Und im Jahre 1264 liegen die märkischen Grafen in Dauerfehde mit den Erzbischöfen von Köln, die sich die Grafschaft einverleiben wollten. Als im Laufe dieser Kämpfe Unna 1263 eingeäschert wurde, brannte der märkische Droste (Verwalter eines Bezirks) Dietrich Volenspit auch die „villa de Camene“ nieder (der westfälische Chronist Levold von Northof schreibt „forsan ea intencione, quod inimici locum ibi hospitandi non haberent“: „mit der Absicht, den Feinden keinen Ort zu bieten, an dem er sich aufhalten mochte.“ (Übers. Marc Hilligsberg), um den Kölnern jeden Anreiz zu nehmen, Kamen zu erobern.

Mitte des 17. Jh. kauft Oberstleutnant Freiherr Anselm Kasimir von Sparr den Akenschockenhof (der daraufhin seinen Namen zu „Sparrenhof“ wechselt) mitsamt den dazugehörigen Ländereien für 1000 Taler. 1693 gingen die Ländereien an Freiherrn von Bodelschwingh-Velmede, das Burgmannenhaus an verschiedene bürgerliche Familien, die gleichwohl alle damit verbundenen Privilegien behalten durften, obgleich sie keine Bewaffneten mehr vorhalten mußten: vor 1739 die Familie Bleckmann, dann Ludwig Phillip Vethake (auch Fetthake, daher zu jener Zeit der Name „Fetthakenhof“), 1759 die Familie Grevel, danach Konrad Denninghof und sein Sohn Johannes, Wirte des Schützenhofes, blieb dann bis 1927 durch Heirat im Besitz der Familie Reinhard, hieß bis 1910 Reinhards Kamp. Ein Reinhard, Friedrich David, war während der Franzosenzeit zu Beginn des 19. Jh. kurze Zeit „Maire“, also Bürgermeister von Kamen.

Abb. 3: Der Schützenhof (das Originalgebäude stammte aus dem Jahre 1624)
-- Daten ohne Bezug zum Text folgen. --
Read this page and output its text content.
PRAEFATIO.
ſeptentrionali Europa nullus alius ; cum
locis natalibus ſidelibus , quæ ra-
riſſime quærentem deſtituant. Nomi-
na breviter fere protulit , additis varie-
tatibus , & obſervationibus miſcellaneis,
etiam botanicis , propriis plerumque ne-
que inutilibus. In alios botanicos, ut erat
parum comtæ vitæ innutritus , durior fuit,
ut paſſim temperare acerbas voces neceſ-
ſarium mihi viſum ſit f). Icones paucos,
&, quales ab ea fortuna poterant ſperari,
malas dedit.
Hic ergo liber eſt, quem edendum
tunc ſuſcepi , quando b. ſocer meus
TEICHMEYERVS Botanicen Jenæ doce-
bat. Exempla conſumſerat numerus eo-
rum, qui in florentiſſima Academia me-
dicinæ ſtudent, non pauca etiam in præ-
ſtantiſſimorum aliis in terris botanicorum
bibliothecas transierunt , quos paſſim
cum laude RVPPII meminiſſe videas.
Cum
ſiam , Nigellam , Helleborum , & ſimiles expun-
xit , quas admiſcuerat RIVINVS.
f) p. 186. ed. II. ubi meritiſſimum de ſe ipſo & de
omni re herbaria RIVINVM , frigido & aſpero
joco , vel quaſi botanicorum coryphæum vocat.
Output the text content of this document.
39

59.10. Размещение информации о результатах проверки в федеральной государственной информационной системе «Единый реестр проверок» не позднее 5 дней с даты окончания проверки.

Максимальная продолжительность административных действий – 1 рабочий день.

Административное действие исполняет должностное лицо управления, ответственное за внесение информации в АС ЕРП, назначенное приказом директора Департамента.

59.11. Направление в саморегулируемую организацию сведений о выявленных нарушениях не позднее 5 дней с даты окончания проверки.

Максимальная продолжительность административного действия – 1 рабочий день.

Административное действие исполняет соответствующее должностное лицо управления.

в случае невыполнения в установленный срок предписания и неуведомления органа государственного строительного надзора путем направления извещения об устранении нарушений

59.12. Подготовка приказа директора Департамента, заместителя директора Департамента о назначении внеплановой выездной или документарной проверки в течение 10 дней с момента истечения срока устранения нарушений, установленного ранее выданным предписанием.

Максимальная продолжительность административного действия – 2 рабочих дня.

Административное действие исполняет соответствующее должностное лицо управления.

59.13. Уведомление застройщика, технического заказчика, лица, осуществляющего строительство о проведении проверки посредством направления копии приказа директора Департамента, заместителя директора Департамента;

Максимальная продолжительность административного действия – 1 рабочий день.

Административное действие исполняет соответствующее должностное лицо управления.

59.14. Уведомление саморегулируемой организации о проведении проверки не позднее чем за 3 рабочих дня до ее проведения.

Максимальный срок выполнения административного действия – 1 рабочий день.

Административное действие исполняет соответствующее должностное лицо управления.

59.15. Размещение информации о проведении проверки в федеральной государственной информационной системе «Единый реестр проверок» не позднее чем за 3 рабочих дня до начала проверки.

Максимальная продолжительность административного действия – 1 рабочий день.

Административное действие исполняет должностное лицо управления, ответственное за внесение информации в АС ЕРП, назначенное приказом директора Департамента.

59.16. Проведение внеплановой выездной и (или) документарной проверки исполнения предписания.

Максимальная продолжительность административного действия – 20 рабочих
Abb. 4: Das Gelände als Veranstaltungsplatz

Abb. 5: Schützenfest in den 1920er Jahren

1800 fand der Umbau des Geländes mitsamt dem Haus zum „Schützenhof“ (ab 1820 so genannt) statt. 1927 erwarb die Stadt Kamen die Anlage und gewann so den Platz für die Ausweitung des Gebäudes und den Schulhof der 1923 so genannten Falkschule (vorher: Auguste-Viktoria-Schule) am östlichen Rand des Platzes, gegenüber der Lutherkirche. Und zweimal jährlich wurde hier auch Kirmes abgehalten. 1956 wurde der Schützenhof abgebrochen, nachdem das Haus 332 Jahre hier gestanden hatte.

Abb. 6: Die Falkschule

Was im MA Kamens großer Vorteil gewesen war, nämlich eine stark befestigte Stadt zu sein, wirkte sich mit dem Einzug der Industrialisierung und der Entwicklung zu einer modernen Stadt nachteilig aus, weil die Zeche Monopol mehrere große Burgmannshof-Areale aufkaufte, mit billigen und schlechten Bergarbeiterwohnungen bebaute und zugleich ängstlich darauf bedacht war, jegliche wie auch immer geartete Konkurrenz fernzuhalten. Also standen diese großen Gelände für eine zielgerichtete Stadtentwicklung nicht mehr zur Verfügung.

Nach dem Abriß des Schützenhofes ergab sich aber die Möglichkeit, wenigstens einen Teil der innenstadt auf diesem Areal zu sanieren. Das wurde Teil eines umfassenderen Planes, zumal noch nicht unbeträchtliche Kriegsschäden zu beseitigen waren. Und gleichzeitig bot sich die Chance, „Kamen, die schnelle Stadt“ (so der damalige Slogan) mit den damals für die autogerechte Stadt notwendigen Parkplätzen auszustatten, indem der gesamte Platz mit einer Tiefgarage versehen wurde. Einen „alten“ Markt hatte man, auf dem Schützenplatz sollte ein „Neumarkt“ entstehen. Dazu bedurfte es einer Verbindung der beiden Märkte. Nicht nur das Haus des Bäckers von der Heyde, Markt 23 (aus der Mitte des 18. Jh.), wurde abgerissen, sondern auch das Haus Weststraße Nr. 79 der Bäckerei Stoltefuß, bekannt als der „dicke Bölk“. Weitere Geschäfte an dieser Stelle (Dank an Rüdiger Plümpe †): Photo Betzler, Bürobedarf Riemer, Süßwaren Hussel, ein Blumengeschäft und der Juwelier Jäkel. Die Neubebauung wurde etwas nach Westen verschoben. In den Neubau zogen dann Aldi, Apotheke Blume und die Fahrschule Freeze ein. Nach dem Aldi-Laden kam Photo-Kraak, als dieser zum Neumarkt zog, wurde die Hellweg-Apotheke sein Nachfolger. Diese schloß Ende 2013, McPaper ist heute das einzige Geschäft mit Papierartikeln in Kamen. So entstand aus einem schmalen Durchgang die heutige Marktstraße.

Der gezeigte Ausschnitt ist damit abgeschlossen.